24 May 2008

The Promise and the Church

The Lutheran Confession is that the Church is called into being and sustained by the promise of God that we call the Gospel - spoken in words (preaching and absolution) and sacramentally enacted (Baptism and Eucharist). Where this promise is spoken and enacted, there God by His address calls forth the faith that justifies. But faith in this case means precisely that which holds to the promise and the Promiser in what He says He is giving.

Oswald Bayer interestingly observes what happens when the nature of the Gospel is shifted from promise; how faith itself then changes correspondingly.

"If the word becomes an appeal, faith becomes its performance in action.
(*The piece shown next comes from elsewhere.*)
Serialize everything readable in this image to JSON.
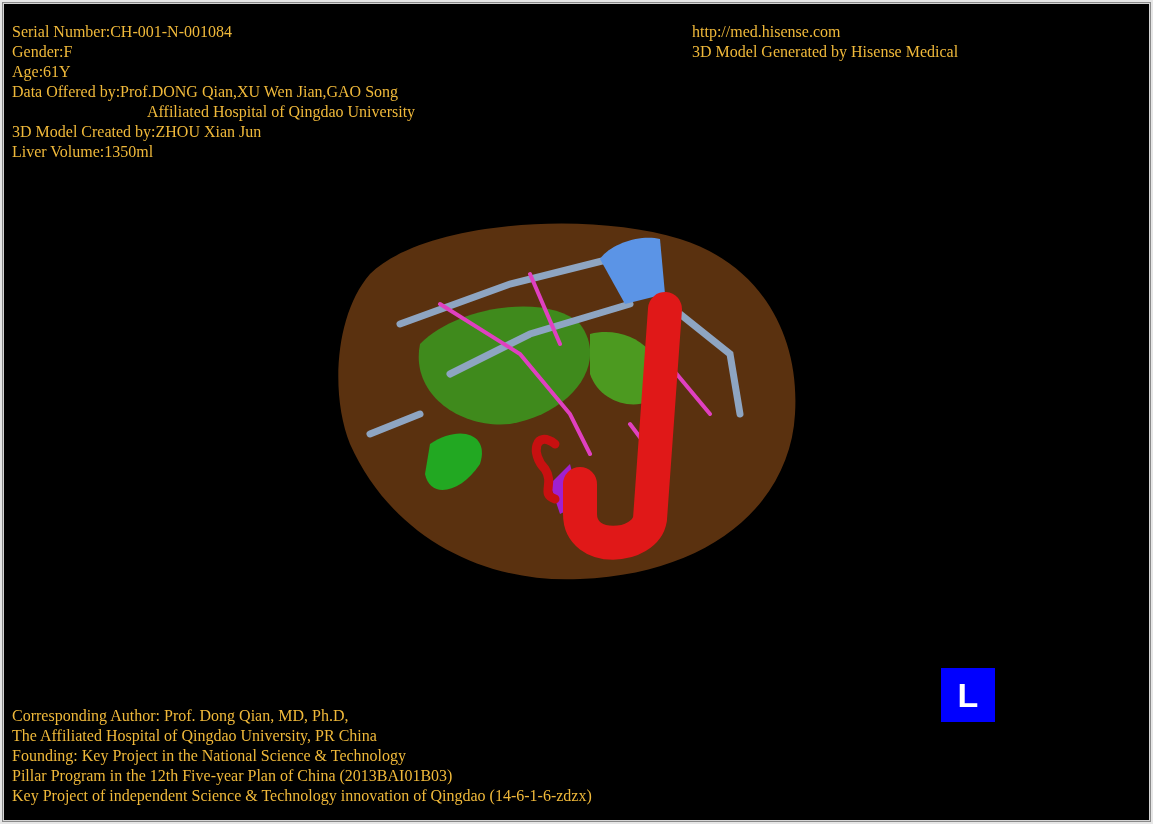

If the word becomes a demonstration, faith becomes insight; if it becomes a statement, faith becomes knowledge. Finally, if the word becomes an expression, faith becomes a ground of experience given with human being as such. Only if the word is promise (promissio) is faith really faith." [Theology the Lutheran Way, p. 139]

Faith really faith - that is, such faith as St. Paul spoke of. That lively, active faith Luther praised.

What happens then to the Church when the Gospel is altered from its nature as divinely given, free promise? Wow. Here's the ultimate lex orandi, lex credendi. In His Word preached, in His sacraments delivered, God is giving promises - fundamentally so - and to alter the verbal form of the promise is to alter the Church's faith at its foundation. Sigh. It gives one furiously to think... That Bayer, he is one very helpful theologian indeed.